Social distancing, self-quarantine, and isolation have become the new nomenclature as we collaborate to quell the coronavirus. However, dairy producers, farm employees, and veterinarians alike have been speaking the same dialect under a different name for years — we call it biosecurity. It’s the approach we have employed to help keep animals healthy for decades.
One of the first forms of “social distancing” involved the introduction of calf hutches in the early 1970s. This practice helped protect the youngest and most vulnerable in our dairy herds. Once implemented, this calf care standard quickly cut down on respiratory infections and greatly diminished calf mortality.
Even with the more recent introduction of group housing on some farms, the youngest herdmates remain housed far away from older animals to help slow the spread of highly contagious diseases in an effort to “flatten the curve.” This same isolation takes place when we transfer cows to transition and maternity pens.
We practice self-quarantine on many of our dairy herds when bringing cattle from other farms. Since these individuals might have been exposed to a disease not encountered by their new herdmates, we place them in separate pens to ensure the health of the greater herd. In due time, these sequestered animals get moved to the general population. While these quarantines vary in length on our farms, the self-quarantine for humans who encounter the coronavirus is 14 days.

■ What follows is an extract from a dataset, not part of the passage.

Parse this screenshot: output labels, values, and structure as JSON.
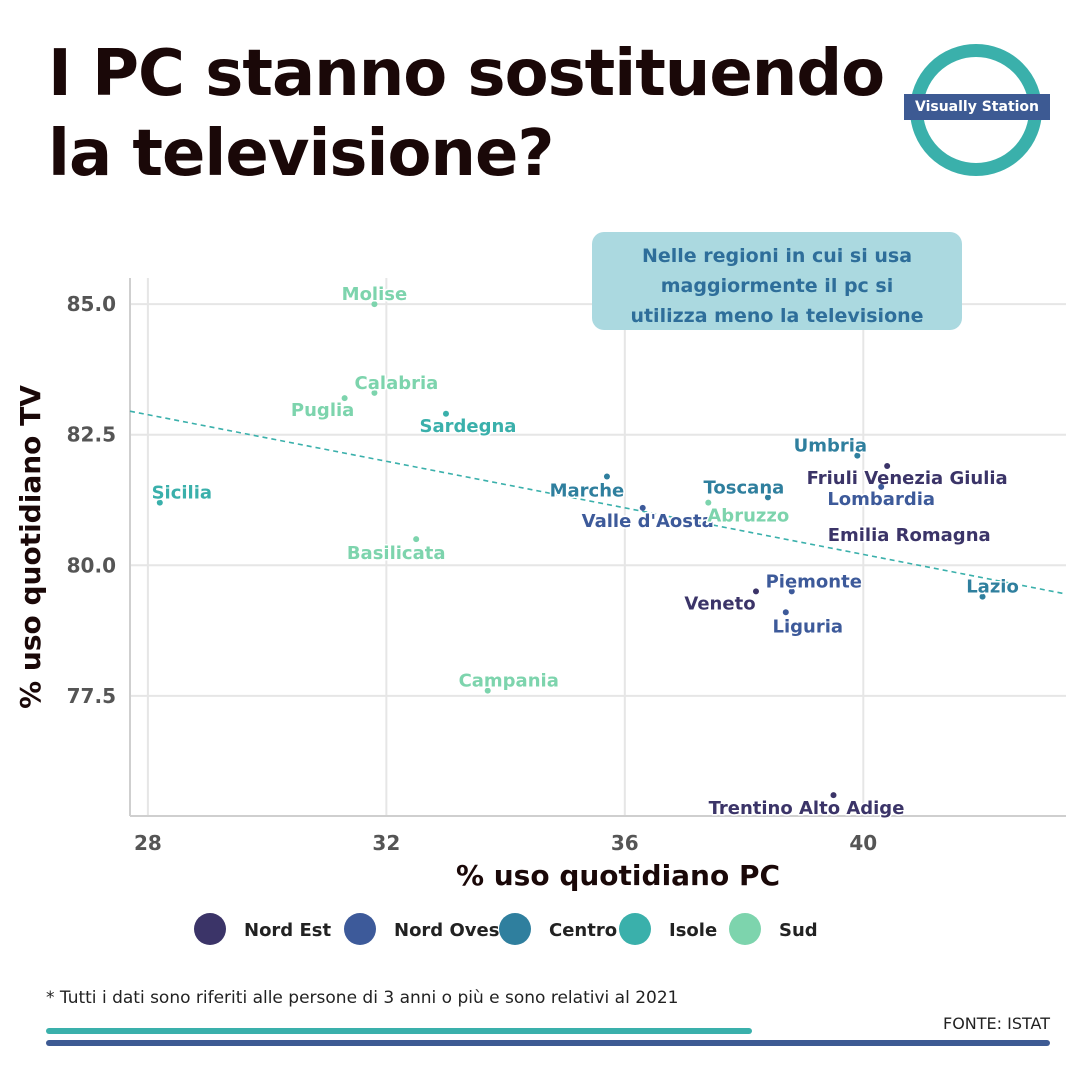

Then, there’s full blown isolation that takes place when we move sick cows to the hospital pen. Farmers do this to keep infected cows away from healthy herdmates. It also gives us a chance to administer special care to those that need it most. As for the coronavirus, human isolation can take place at home, at a care facility, or in a hospital.
Whether on our farms or in our communities, a disease outbreak can be overwhelming for all. That makes a good biosecurity plan all that more important in either preventing or, in the case of COVID-19, slowing the spread of a contagious disease.